Jonathan Ross holds a cellphone in his left hand. His face is partially covered with a mask.

Jonathan Ross stood before a small group of his fellow students at Anderson University in Indiana and cautioned that the war in Iraq was not the one they were seeing on television.

It was April 2006, and the 23-year-old was recently back from a National Guard deployment to Iraq, speaking at a “Support the Troops” event hosted by the College Republicans. Mr. Ross showed the students photos of charred Humvees and walls pockmarked with bullet holes.

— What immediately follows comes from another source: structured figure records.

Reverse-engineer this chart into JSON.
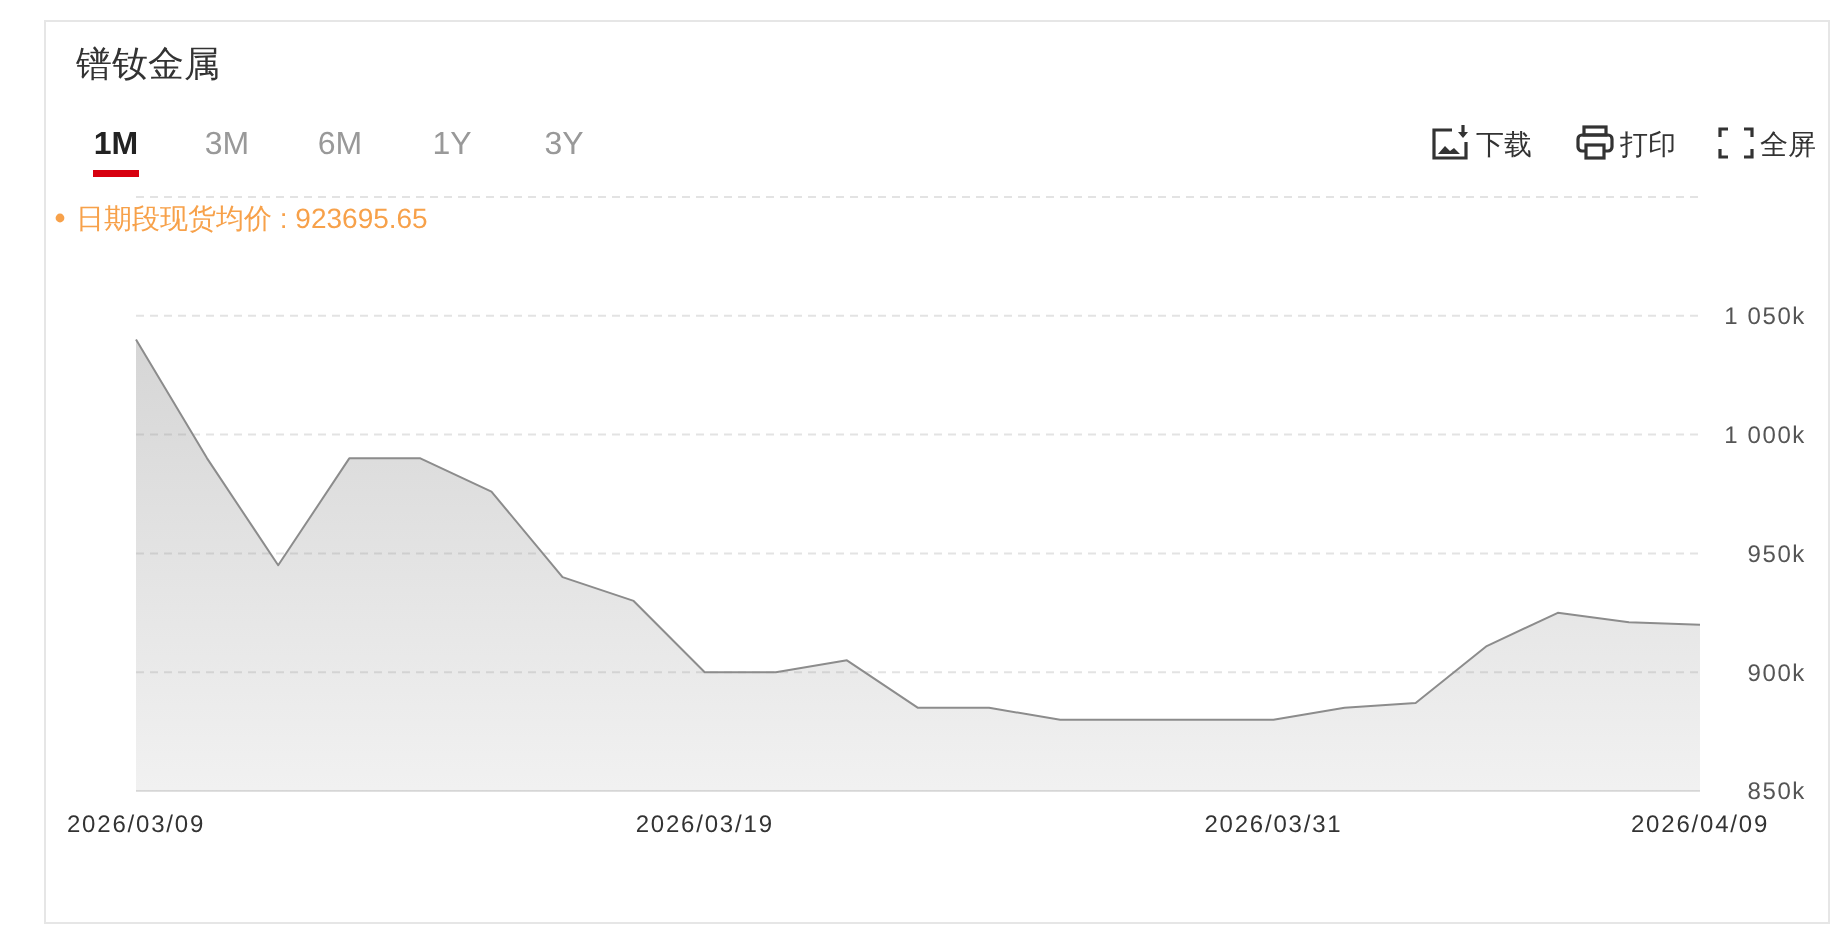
{
  "chart_data": {
    "type": "area",
    "title": "镨钕金属",
    "categories": [
      "2026/03/09",
      null,
      null,
      null,
      null,
      null,
      null,
      null,
      "2026/03/19",
      null,
      null,
      null,
      null,
      null,
      null,
      null,
      "2026/03/31",
      null,
      null,
      null,
      null,
      null,
      "2026/04/09"
    ],
    "series": [
      {
        "color": "#8c8c8c",
        "values": [
          1040000,
          990000,
          945000,
          990000,
          990000,
          976000,
          940000,
          930000,
          900000,
          900000,
          905000,
          885000,
          885000,
          880000,
          880000,
          880000,
          880000,
          885000,
          887000,
          911000,
          925000,
          921000,
          920000
        ]
      }
    ],
    "ylim": [
      850000,
      1100000
    ],
    "yticks": [
      {
        "value": 850000,
        "label": "850k"
      },
      {
        "value": 900000,
        "label": "900k"
      },
      {
        "value": 950000,
        "label": "950k"
      },
      {
        "value": 1000000,
        "label": "1 000k"
      },
      {
        "value": 1050000,
        "label": "1 050k"
      },
      {
        "value": 1100000,
        "label": null
      }
    ],
    "grid": "y",
    "annotations": [
      "1M",
      "3M",
      "6M",
      "1Y",
      "3Y",
      "下载",
      "打印",
      "全屏",
      "日期段现货均价 : 923695.65"
    ]
  }
}
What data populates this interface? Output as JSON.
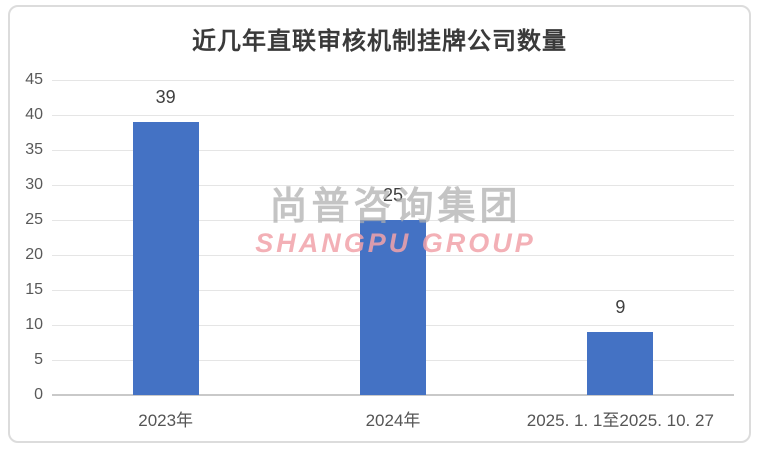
{
  "chart_data": {
    "type": "bar",
    "title": "近几年直联审核机制挂牌公司数量",
    "categories": [
      "2023年",
      "2024年",
      "2025. 1. 1至2025. 10. 27"
    ],
    "values": [
      39,
      25,
      9
    ],
    "data_labels": [
      "39",
      "25",
      "9"
    ],
    "xlabel": "",
    "ylabel": "",
    "ylim": [
      0,
      45
    ],
    "ytick_step": 5,
    "yticks": [
      0,
      5,
      10,
      15,
      20,
      25,
      30,
      35,
      40,
      45
    ],
    "grid": true,
    "legend": false,
    "bar_color": "#4472C4"
  },
  "watermark": {
    "line1": "尚普咨询集团",
    "line2": "SHANGPU GROUP",
    "line1_color": "#AEAEAE",
    "line2_color": "#F2A3AA"
  },
  "colors": {
    "bar": "#4472C4",
    "gridline": "#E5E5E5",
    "axis_line": "#C9C9C9",
    "tick_label": "#595959",
    "value_label": "#3F3F3F",
    "title": "#3A3A3A",
    "frame_border": "#DCDCDC",
    "background": "#FFFFFF"
  }
}
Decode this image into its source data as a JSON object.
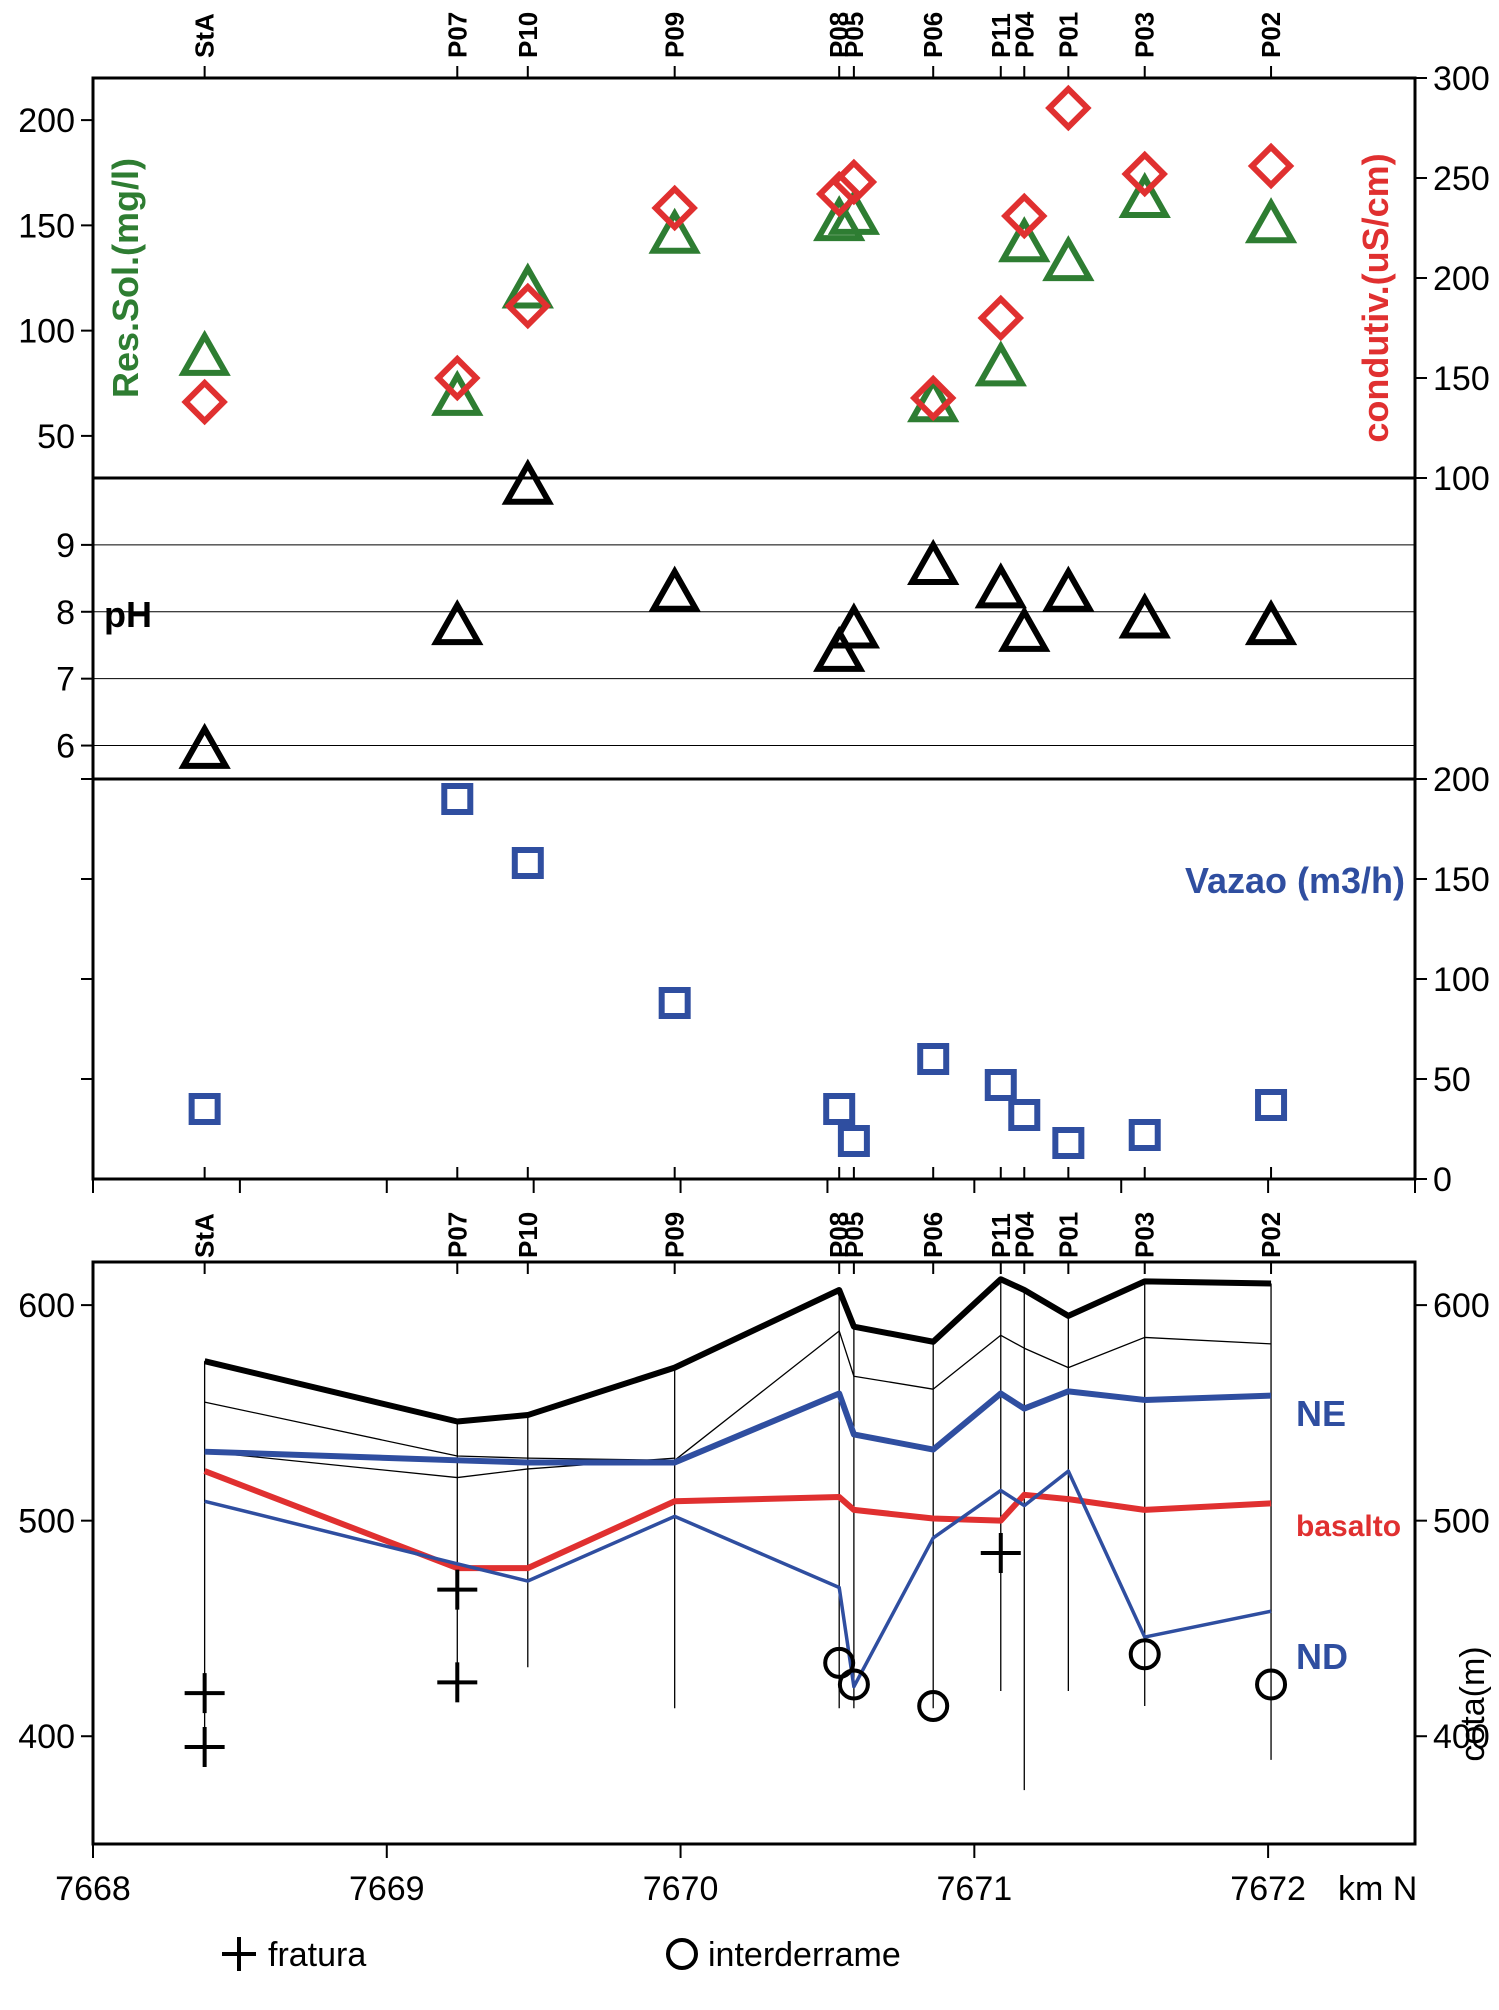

“We just got armor from the dump,” he said, describing how they outfitted their vehicles. “They didn’t supply us with the trucks you see on the news at all.”

Twenty years later, Mr. Ross, now an agent with Immigration and Customs Enforcement, is once again on the front lines of a polarizing mission: the Trump administration’s aggressive immigration crackdown in Minnesota.

On Jan. 7, during an enforcement surge in south Minneapolis, Mr. Ross fired three shots into a moving S.U.V., killing Renee Good, a 37-year-old mother of three. Her partner, Becca, who recorded the standoff on her phone, later said the couple had “stopped to support our neighbors” after federal agents were spotted in their neighborhood.